Auto-derive failure mode. If the auto-derive path is taken (no explicit system_prompt in the eval spec) and the skill file is missing, unreadable, or has malformed frontmatter, SkillSpec.run raises RuntimeError naming both the skill identity and the resolved skill path. The underlying FileNotFoundError / OSError / ValueError chains through __cause__ for debug. This is a hard failure — not a warning — because every grader code path needs a deterministic system prompt for cross-run comparability.

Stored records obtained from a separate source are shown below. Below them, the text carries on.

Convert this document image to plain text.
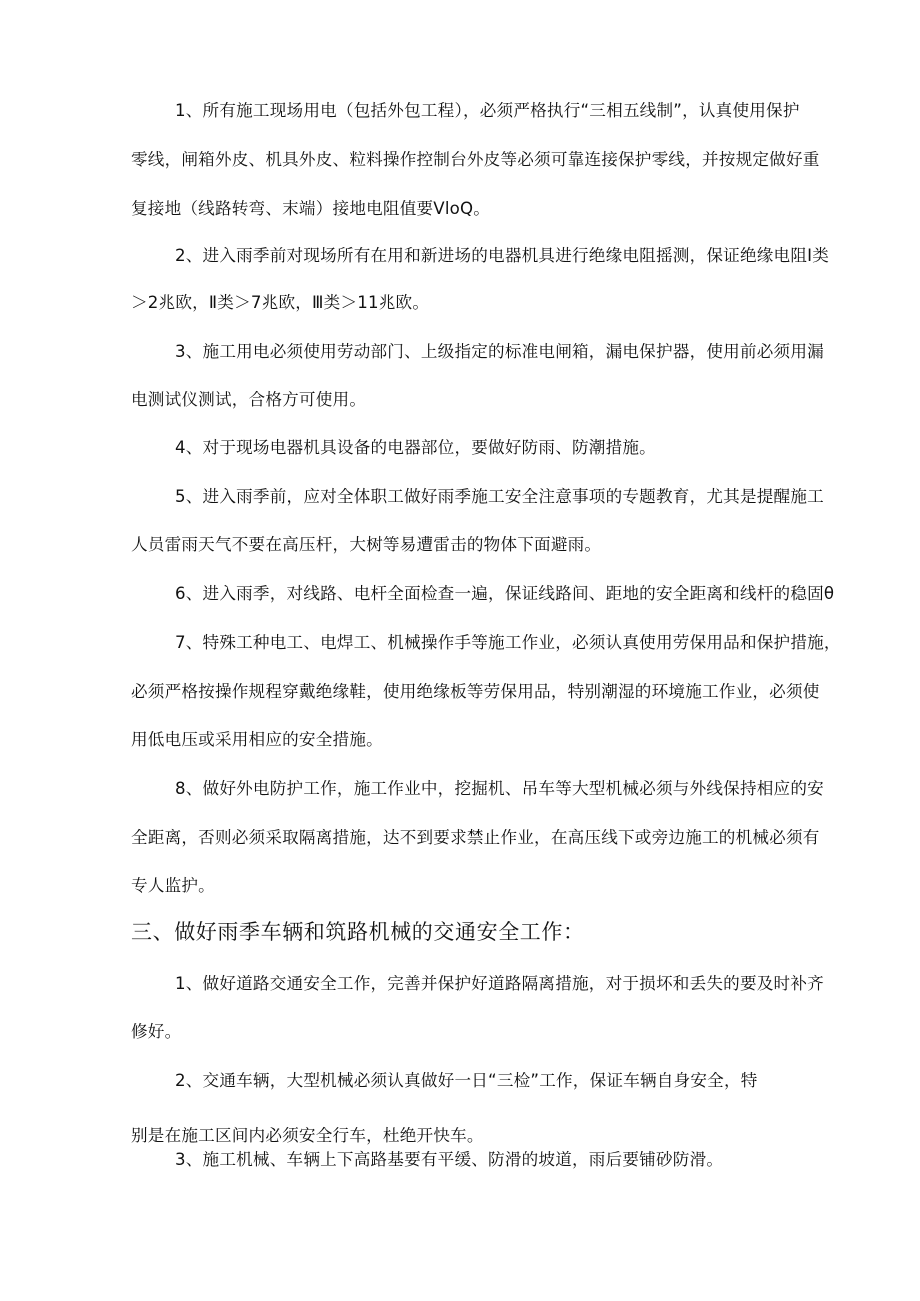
1、所有施工现场用电（包括外包工程），必须严格执行“三相五线制”，认真使用保护
零线，闸箱外皮、机具外皮、粒料操作控制台外皮等必须可靠连接保护零线，并按规定做好重
复接地（线路转弯、末端）接地电阻值要VloQ。
2、进入雨季前对现场所有在用和新进场的电器机具进行绝缘电阻摇测，保证绝缘电阻Ⅰ类
＞2兆欧，Ⅱ类＞7兆欧，Ⅲ类＞11兆欧。
3、施工用电必须使用劳动部门、上级指定的标准电闸箱，漏电保护器，使用前必须用漏
电测试仪测试，合格方可使用。
4、对于现场电器机具设备的电器部位，要做好防雨、防潮措施。
5、进入雨季前，应对全体职工做好雨季施工安全注意事项的专题教育，尤其是提醒施工
人员雷雨天气不要在高压杆，大树等易遭雷击的物体下面避雨。
6、进入雨季，对线路、电杆全面检查一遍，保证线路间、距地的安全距离和线杆的稳固θ
7、特殊工种电工、电焊工、机械操作手等施工作业，必须认真使用劳保用品和保护措施，
必须严格按操作规程穿戴绝缘鞋，使用绝缘板等劳保用品，特别潮湿的环境施工作业，必须使
用低电压或采用相应的安全措施。
8、做好外电防护工作，施工作业中，挖掘机、吊车等大型机械必须与外线保持相应的安
全距离，否则必须采取隔离措施，达不到要求禁止作业，在高压线下或旁边施工的机械必须有
专人监护。
三、做好雨季车辆和筑路机械的交通安全工作：
1、做好道路交通安全工作，完善并保护好道路隔离措施，对于损坏和丢失的要及时补齐
修好。
2、交通车辆，大型机械必须认真做好一日“三检”工作，保证车辆自身安全，特
别是在施工区间内必须安全行车，杜绝开快车。
3、施工机械、车辆上下高路基要有平缓、防滑的坡道，雨后要铺砂防滑。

Example — explicit override in eval.json:

{
  "skill_name": "find-kid-activities",
  "test_args": "\"Cupertino, CA\" --ages 4-6 --count 5",
  "system_prompt": "You are a careful local-events researcher. Prefer primary sources (venue websites, official park pages) over aggregators. When confidence is low, say so explicitly.",
  "assertions": [
    {"id": "no_error", "type": "not_contains", "needle": "Error"}
  ]
}

When omitted, clauditor derives the same prompt from the body of find-kid-activities/SKILL.md automatically — the explicit field is only needed when the eval-time prompt should diverge from the shipped skill body (e.g. tightening rubric framing for a CI grader without editing SKILL.md).

Schema history

Issue #67 — per-type assertion keys. Assertion dicts previously carried a single overloaded value key whose meaning depended on type — a string needle for contains, a regex pattern for regex, a stringly-typed count for has_urls, and so on. Issue #67 replaced value with per-type semantic keys (needle, pattern, length, count, format) and switched integer fields from stringly-typed ("value": "500") to native JSON ints ("length": 500). The loader rejects the old shape at load time with a "did you mean?" hint pointing at the correct per-type key. No back-compat window: hand-edit old specs to the new shape, or run the spec through clauditor propose-eval --force to regenerate it.